The news release notes that the investigation was assisted by the University of Minnesota Police Department, in addition to police in Illinois, Wisconsin, Texas, New York, Florida, California and Georgia.
KSTP reported that one of the victims was a University of Minnesota professor who was found dead in his St. Paul office in April 2016.
Charges state that Broussard conspired with China-based suppliers to smuggle the drugs into the country between 2014 and December 2016. He made sales by marketing them for sale on a website, PlantFoodUSA.net, under the likeness of selling plant food. He used the mail and postal service "Click-N-Ship" account to send out packages of the drugs around the country.
The U.S. Attorney's Office says in March 2016, Broussard placed a drug order for 100 grams of 4-FA — a controlled substance with similar effects to ecstasy, according to the Drug Classroom. The package contained 100 grams of 99% pure fentanyl. Broussard reportedly experienced a similar mix-up in August 2015 and was told repeatedly to test his drugs, but he didn't.
During a timeframe of March 31 and April 27, 2016, Broussard sent branded packages containing the deadly drug to more than a dozen customers throughout the United States. The customers who ordered the package thought they were getting an amphetamine analogue, similar to Adderall, according to the charges.
After they ingested the drug, believing it was Adderall, 11 of the customers died from a fentanyl overdose, with at least four suffering serious bodily injuries.
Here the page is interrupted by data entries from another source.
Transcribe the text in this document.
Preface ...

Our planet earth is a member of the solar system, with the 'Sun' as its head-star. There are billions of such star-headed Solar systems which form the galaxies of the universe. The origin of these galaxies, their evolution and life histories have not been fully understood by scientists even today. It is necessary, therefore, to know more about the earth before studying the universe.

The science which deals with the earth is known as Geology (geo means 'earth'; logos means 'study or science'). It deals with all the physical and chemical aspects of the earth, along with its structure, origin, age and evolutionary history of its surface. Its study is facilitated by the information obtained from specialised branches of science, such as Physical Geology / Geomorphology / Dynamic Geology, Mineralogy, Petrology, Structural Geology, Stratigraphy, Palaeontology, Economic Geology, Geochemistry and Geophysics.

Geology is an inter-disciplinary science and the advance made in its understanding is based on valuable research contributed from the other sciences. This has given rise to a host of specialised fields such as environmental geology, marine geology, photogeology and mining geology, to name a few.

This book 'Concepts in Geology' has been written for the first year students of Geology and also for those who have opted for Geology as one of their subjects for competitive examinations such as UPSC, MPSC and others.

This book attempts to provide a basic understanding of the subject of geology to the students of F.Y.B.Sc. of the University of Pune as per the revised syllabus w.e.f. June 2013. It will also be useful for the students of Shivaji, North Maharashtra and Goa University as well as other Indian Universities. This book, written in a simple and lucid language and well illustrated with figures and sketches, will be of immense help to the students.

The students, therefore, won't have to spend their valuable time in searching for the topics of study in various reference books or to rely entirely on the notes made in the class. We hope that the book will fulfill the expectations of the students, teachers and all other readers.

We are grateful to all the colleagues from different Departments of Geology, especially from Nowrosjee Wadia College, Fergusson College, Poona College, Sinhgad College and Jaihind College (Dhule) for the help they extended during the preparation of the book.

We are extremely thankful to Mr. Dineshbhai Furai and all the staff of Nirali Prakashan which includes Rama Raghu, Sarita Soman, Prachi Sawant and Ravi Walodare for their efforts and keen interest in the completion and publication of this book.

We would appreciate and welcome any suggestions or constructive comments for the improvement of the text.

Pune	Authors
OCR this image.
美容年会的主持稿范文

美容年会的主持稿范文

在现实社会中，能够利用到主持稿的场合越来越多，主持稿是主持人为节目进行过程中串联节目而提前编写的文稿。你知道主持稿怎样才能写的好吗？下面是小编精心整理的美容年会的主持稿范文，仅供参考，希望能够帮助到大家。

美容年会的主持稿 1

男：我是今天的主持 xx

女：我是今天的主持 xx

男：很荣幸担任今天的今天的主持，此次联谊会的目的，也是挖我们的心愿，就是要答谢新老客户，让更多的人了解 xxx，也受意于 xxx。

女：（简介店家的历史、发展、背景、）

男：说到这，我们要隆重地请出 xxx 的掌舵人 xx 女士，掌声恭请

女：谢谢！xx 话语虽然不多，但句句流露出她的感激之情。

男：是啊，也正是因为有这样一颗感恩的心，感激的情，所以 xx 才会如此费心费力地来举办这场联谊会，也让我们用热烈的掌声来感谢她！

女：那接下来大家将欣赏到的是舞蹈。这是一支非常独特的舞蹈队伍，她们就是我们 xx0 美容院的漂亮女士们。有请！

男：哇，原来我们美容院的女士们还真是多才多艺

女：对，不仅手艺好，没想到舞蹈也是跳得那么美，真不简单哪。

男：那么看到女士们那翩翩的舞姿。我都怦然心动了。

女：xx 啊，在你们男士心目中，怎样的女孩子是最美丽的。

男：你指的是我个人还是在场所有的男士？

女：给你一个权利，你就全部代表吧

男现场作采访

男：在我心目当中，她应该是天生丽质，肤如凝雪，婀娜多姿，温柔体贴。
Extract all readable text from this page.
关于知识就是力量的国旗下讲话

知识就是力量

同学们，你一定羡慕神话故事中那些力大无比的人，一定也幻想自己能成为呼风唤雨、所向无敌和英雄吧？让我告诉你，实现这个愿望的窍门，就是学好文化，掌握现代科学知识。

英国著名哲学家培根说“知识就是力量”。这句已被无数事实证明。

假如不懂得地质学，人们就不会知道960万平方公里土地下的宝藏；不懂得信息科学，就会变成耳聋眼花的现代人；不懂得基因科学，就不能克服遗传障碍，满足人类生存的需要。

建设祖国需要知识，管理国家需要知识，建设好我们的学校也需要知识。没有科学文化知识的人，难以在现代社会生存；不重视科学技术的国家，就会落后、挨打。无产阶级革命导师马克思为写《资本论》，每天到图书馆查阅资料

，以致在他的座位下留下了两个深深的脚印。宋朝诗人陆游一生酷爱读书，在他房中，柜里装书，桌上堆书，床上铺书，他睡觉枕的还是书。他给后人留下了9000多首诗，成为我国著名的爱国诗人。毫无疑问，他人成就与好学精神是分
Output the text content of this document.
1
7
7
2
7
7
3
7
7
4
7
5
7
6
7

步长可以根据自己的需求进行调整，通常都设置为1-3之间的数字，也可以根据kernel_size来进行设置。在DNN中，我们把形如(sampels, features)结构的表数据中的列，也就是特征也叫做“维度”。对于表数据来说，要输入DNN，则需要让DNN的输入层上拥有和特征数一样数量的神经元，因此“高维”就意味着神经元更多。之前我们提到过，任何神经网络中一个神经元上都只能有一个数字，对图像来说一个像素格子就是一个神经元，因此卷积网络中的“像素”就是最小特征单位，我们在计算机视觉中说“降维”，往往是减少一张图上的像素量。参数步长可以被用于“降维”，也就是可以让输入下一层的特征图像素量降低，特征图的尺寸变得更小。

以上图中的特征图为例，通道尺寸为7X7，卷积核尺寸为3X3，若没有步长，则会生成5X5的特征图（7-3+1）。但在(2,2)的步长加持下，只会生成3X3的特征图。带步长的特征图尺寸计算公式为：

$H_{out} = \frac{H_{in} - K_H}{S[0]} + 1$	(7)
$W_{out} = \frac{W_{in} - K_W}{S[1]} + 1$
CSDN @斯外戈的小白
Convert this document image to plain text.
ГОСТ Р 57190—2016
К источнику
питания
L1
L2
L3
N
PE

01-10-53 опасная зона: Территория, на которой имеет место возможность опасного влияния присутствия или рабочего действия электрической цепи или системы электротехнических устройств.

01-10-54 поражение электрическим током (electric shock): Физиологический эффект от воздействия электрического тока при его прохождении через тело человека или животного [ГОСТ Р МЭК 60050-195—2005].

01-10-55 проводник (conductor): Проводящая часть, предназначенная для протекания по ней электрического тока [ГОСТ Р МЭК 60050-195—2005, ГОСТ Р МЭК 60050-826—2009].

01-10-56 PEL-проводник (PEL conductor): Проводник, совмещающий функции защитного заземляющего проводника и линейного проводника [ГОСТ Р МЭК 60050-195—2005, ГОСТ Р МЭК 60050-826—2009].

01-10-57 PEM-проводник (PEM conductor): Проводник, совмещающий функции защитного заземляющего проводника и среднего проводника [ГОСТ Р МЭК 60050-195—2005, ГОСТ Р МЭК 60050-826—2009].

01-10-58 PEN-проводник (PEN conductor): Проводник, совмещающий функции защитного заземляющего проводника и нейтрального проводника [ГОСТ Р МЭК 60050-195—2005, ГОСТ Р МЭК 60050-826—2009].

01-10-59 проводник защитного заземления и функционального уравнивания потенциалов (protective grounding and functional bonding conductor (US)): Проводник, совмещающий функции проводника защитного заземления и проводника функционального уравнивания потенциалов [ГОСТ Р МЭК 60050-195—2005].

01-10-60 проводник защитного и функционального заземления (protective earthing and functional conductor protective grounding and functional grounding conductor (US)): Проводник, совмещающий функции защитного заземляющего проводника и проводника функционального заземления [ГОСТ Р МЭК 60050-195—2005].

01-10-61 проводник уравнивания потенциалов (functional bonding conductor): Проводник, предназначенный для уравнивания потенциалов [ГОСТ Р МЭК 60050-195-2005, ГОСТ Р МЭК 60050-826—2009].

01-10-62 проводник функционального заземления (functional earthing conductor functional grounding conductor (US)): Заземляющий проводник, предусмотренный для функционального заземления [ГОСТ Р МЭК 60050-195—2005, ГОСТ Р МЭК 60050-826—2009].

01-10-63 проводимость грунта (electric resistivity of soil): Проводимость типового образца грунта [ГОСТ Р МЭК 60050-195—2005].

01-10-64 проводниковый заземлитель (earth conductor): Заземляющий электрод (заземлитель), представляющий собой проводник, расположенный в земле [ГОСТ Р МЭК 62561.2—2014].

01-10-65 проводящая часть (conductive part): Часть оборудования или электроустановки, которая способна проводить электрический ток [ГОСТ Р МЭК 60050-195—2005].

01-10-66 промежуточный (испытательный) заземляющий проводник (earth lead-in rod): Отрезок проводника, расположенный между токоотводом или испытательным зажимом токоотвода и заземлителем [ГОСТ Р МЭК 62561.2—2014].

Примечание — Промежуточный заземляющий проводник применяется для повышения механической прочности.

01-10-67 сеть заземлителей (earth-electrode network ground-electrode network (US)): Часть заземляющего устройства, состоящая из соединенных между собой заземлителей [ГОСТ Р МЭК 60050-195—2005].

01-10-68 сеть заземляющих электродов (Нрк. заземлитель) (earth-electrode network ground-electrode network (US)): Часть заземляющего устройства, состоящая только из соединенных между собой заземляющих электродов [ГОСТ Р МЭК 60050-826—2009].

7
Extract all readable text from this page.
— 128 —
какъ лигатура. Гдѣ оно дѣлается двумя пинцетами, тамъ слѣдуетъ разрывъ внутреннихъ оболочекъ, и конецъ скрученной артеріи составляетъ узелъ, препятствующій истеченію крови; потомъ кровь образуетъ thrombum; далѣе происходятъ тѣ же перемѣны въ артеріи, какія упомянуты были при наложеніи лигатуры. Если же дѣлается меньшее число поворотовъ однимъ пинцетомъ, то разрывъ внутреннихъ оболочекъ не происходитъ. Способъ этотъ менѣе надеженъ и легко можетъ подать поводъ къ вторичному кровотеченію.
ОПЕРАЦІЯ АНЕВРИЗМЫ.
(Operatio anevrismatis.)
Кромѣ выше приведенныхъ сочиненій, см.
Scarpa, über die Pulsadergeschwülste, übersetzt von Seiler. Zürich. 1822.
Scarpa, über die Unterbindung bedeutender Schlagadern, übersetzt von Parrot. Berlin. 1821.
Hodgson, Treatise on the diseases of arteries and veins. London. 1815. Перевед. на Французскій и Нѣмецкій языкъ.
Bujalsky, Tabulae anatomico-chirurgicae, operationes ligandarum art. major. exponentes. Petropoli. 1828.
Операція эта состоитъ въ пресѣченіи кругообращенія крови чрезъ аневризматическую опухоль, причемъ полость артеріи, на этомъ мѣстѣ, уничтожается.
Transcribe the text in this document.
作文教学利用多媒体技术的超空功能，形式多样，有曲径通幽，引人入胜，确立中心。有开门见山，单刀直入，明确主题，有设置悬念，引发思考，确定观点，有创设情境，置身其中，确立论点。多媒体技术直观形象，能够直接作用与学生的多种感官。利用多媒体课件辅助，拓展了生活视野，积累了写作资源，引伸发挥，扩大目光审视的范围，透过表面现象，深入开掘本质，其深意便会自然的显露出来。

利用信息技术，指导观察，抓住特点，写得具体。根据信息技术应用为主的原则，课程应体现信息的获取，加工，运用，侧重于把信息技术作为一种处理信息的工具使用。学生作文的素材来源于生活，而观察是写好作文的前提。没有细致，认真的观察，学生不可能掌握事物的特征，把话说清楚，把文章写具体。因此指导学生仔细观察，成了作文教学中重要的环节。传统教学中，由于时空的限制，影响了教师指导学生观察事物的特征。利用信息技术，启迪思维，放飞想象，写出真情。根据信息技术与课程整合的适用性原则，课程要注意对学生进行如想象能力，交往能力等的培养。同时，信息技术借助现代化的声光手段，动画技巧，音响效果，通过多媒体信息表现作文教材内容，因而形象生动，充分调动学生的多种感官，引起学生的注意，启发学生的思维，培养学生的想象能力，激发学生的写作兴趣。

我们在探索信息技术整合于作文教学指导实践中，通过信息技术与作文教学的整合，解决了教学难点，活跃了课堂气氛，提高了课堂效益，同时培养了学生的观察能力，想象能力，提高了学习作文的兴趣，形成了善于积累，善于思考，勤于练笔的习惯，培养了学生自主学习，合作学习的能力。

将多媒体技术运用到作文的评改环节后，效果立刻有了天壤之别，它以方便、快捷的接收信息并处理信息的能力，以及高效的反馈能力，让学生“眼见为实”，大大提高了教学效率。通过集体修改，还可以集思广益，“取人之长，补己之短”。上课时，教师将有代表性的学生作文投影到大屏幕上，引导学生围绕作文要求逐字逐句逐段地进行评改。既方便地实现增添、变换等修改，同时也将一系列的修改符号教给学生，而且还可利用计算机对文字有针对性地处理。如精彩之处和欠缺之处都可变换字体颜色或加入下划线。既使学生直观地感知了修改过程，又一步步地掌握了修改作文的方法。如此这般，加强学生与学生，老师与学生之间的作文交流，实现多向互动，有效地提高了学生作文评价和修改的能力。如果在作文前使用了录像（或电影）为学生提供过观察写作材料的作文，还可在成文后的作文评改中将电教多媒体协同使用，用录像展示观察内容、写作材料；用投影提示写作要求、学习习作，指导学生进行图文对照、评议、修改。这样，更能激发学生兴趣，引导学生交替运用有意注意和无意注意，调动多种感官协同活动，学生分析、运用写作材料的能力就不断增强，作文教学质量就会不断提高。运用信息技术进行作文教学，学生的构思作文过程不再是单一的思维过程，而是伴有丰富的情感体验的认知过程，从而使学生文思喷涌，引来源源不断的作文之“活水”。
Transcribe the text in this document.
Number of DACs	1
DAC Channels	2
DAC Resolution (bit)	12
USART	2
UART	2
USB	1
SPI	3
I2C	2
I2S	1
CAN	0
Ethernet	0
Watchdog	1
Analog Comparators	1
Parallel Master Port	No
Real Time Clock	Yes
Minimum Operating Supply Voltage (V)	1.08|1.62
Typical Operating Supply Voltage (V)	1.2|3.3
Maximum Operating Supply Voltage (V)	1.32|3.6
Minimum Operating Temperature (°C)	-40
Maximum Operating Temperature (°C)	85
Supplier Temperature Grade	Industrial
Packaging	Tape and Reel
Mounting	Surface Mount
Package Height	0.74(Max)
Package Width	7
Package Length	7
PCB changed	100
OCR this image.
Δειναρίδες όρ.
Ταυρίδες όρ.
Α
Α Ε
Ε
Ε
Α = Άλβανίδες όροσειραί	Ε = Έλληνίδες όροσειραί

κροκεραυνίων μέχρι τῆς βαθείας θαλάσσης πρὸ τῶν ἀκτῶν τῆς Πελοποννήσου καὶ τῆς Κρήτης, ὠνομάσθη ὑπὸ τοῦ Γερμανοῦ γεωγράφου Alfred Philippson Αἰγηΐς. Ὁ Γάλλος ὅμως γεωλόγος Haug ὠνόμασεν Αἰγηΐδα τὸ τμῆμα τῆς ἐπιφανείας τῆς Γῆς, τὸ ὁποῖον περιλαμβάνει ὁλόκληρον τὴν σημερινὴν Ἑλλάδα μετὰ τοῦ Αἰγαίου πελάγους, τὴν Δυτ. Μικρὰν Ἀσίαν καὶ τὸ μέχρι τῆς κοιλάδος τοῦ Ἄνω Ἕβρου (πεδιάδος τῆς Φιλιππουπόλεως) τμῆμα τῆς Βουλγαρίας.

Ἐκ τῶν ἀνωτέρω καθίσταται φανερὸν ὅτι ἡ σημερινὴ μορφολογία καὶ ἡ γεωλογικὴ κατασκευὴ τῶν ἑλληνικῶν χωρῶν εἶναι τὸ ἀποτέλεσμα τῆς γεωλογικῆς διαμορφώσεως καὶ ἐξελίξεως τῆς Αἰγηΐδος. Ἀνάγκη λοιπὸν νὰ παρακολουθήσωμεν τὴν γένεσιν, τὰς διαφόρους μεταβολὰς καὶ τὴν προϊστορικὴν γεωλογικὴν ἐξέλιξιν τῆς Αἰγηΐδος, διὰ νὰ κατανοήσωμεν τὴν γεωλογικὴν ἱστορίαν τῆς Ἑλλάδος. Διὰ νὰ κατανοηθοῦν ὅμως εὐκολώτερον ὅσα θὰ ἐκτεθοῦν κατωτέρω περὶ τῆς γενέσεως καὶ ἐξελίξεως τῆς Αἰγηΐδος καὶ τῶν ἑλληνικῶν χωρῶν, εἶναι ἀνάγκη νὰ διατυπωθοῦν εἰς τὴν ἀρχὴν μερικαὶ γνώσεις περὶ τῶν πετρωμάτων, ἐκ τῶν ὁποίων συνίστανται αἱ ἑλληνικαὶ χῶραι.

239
According to the charges, Broussard continued to distribute the packages despite hearing about adverse reactions from customers.
“Eleven lives lost. Families, friends, and communities forever changed by the devastation brought on by Aaron Broussard’s deadly fentanyl. Although the trauma felt by the victims can never be undone and the true cost can never be calculated, Mr. Broussard will now spend the remainder of his life behind bars,” said U.S. Attorney Andrew M. Luger.
Broussard was convicted of the following charges:
- Importation of fentanyl
- Possession with intent to distribute fentanyl
- Distribution of fentanyl resulting in death
- Distribution of fentanyl resulting in serious bodily injury
- Possession with intent to distribute controlled substance analogues.